While, on the other side of the frontier in Spain, the “Reds” were massacring, profaning, pillaging, burning priests and men and women religious and churches and convents, trying to extirpate the last vestiges of Christianity, Portugal enjoyed the most profound peace. And so, in 1938, an enormous pilgrimage of a half-million faithful was on route to Fatima to thank the Virgin for her miraculous protection.
In 1940, Portugal signed with the Holy See the most perfect concordat, from the Christian point of view, ever signed in recent times. The faith is proclaimed throughout the entire country with pride, the sacraments are frequented, Catholic Action flourished, ecclesiastical vocations multiplied. In eight years the number of religious had quadrupled. In keeping with the prediction of the Virgin at Fatima, the Second World War was much more horrible than the first. Yet, though most of the nations of the world were involved in the indescribable calamities and anguish, Portugal continued with its tranquil life under the protection of Mary.
The Church’s action
The ecclesiastical inquiry into the facts of Fatima was opened in November of 1917. However, because of circumstances, a verdict was rendered only thirteen years later, on October 13, 1930. Meanwhile, pilgrimages continued to arrive, always more numerous, and usually on the 13th of each month. Cures were taking place. In 1926, a board of review was established similar to the one at Lourdes. More than a thousand cures, scientifically unexplainable had been registered by 1955.
On the occasion of the twenty-fifth anniversary of the apparitions at Fatima, the ecclesiastical authority judged the moment suitable for revealing in part what Our Lady of the Rosary had asked Lucia to keep secret for the time being.

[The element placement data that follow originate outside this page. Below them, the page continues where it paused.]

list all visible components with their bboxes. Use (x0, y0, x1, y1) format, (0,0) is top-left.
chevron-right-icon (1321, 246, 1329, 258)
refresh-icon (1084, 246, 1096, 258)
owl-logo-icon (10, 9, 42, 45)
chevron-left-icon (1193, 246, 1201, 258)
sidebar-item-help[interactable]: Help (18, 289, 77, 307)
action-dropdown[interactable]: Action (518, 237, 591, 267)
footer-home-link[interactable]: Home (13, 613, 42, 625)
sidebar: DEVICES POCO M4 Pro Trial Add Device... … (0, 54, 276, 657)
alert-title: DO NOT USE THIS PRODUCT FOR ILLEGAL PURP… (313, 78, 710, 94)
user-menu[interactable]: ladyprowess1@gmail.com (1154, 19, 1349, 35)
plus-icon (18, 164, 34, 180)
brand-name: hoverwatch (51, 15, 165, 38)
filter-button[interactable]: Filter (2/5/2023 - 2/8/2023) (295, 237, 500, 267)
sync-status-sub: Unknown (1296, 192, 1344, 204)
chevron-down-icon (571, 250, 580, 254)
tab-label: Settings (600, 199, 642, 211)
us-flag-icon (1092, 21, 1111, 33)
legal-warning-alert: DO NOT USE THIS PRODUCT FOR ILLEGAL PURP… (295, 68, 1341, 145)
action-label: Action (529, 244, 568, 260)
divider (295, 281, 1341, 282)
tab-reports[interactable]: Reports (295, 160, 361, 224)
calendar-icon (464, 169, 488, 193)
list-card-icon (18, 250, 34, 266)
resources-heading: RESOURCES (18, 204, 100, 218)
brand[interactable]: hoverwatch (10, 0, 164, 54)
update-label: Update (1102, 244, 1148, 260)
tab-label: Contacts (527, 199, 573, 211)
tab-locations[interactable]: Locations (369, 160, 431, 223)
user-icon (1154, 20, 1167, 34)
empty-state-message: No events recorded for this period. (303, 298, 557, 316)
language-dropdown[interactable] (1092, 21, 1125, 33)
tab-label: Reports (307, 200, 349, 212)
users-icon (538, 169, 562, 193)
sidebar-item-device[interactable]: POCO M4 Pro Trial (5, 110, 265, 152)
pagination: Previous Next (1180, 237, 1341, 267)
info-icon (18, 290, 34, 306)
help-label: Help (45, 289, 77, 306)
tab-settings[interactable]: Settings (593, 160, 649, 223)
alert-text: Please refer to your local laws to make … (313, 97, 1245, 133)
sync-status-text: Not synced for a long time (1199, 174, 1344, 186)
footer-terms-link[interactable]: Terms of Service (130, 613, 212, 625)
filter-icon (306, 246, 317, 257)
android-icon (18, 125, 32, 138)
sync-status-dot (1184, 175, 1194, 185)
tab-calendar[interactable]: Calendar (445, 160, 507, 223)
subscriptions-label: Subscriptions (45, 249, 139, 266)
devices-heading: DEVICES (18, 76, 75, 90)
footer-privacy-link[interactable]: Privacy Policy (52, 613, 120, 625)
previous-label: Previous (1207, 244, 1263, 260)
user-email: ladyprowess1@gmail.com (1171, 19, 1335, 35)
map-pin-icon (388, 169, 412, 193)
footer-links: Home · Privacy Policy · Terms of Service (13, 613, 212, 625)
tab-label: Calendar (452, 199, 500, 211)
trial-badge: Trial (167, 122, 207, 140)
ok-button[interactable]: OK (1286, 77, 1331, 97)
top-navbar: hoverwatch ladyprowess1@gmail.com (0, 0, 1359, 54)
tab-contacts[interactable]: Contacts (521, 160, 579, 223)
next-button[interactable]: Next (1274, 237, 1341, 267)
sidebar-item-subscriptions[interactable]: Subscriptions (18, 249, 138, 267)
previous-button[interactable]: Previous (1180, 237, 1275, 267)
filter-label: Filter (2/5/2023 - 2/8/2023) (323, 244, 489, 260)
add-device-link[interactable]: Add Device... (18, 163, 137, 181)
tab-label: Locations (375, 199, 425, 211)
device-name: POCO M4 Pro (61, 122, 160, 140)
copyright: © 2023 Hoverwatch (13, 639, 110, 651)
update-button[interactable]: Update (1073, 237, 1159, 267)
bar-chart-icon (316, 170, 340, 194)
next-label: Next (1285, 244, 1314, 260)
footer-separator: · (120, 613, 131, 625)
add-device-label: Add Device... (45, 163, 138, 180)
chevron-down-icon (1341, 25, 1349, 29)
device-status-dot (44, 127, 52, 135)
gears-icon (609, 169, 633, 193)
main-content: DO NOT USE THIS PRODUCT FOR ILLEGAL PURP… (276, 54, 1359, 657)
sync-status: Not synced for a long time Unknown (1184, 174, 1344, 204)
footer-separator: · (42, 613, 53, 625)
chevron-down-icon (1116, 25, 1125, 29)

In his radio message of October 31, 1942, to the pilgrims gathered at Fatima, Pope Pius XII consecrated the Church and the world to the Immaculate Heart of Mary. He renewed this consecration the following December 8 in Rome. The bishops of the whole world also made this consecration for their individual dioceses on March 28, 1943. We know that Pope Pius XII confided to Cardinal Tedeschini that he himself had seen the solar phenomenon on October 30 and 31, and on November 1 and 8, 1954, on the occasion of the definition of the dogma of the Assumption.
The impact of Fatima
The message of Fatima has been heard in Portugal, and Mary’s goodness has marvelously repaid it. Has it been heard in the rest of the world? Certainly not enough. Otherwise wars among nations by armies, and “cold wars,” and fratricides within countries would have ended long ago.
However, not all have turned a deaf ear. The message of Fatima has been received in part, at least, by a great number of Christians. Devotion to the rosary continues to gain favor and reaches into many countries. As has been said, all the dioceses of the world have been consecrated to the Immaculate Heart of Mary by the bishops. The visits of the Pilgrim Virgin statues have been received with tremendous enthusiasm not only by Catholic populations, but by Protestants and Muslims as well.
The message of Fatima has moved many and has contributed to making our era an Age of Mary. It has not spoken its final word. What that word will be depends on the cooperation which Our Lady of Fatima receives from us. She extends this call and invitation to each of us.
The words of Franz Werfel about Lourdes apply also to Fatima: “For those who believe, no explanation is necessary. For those who do not believe, no explanation is possible.”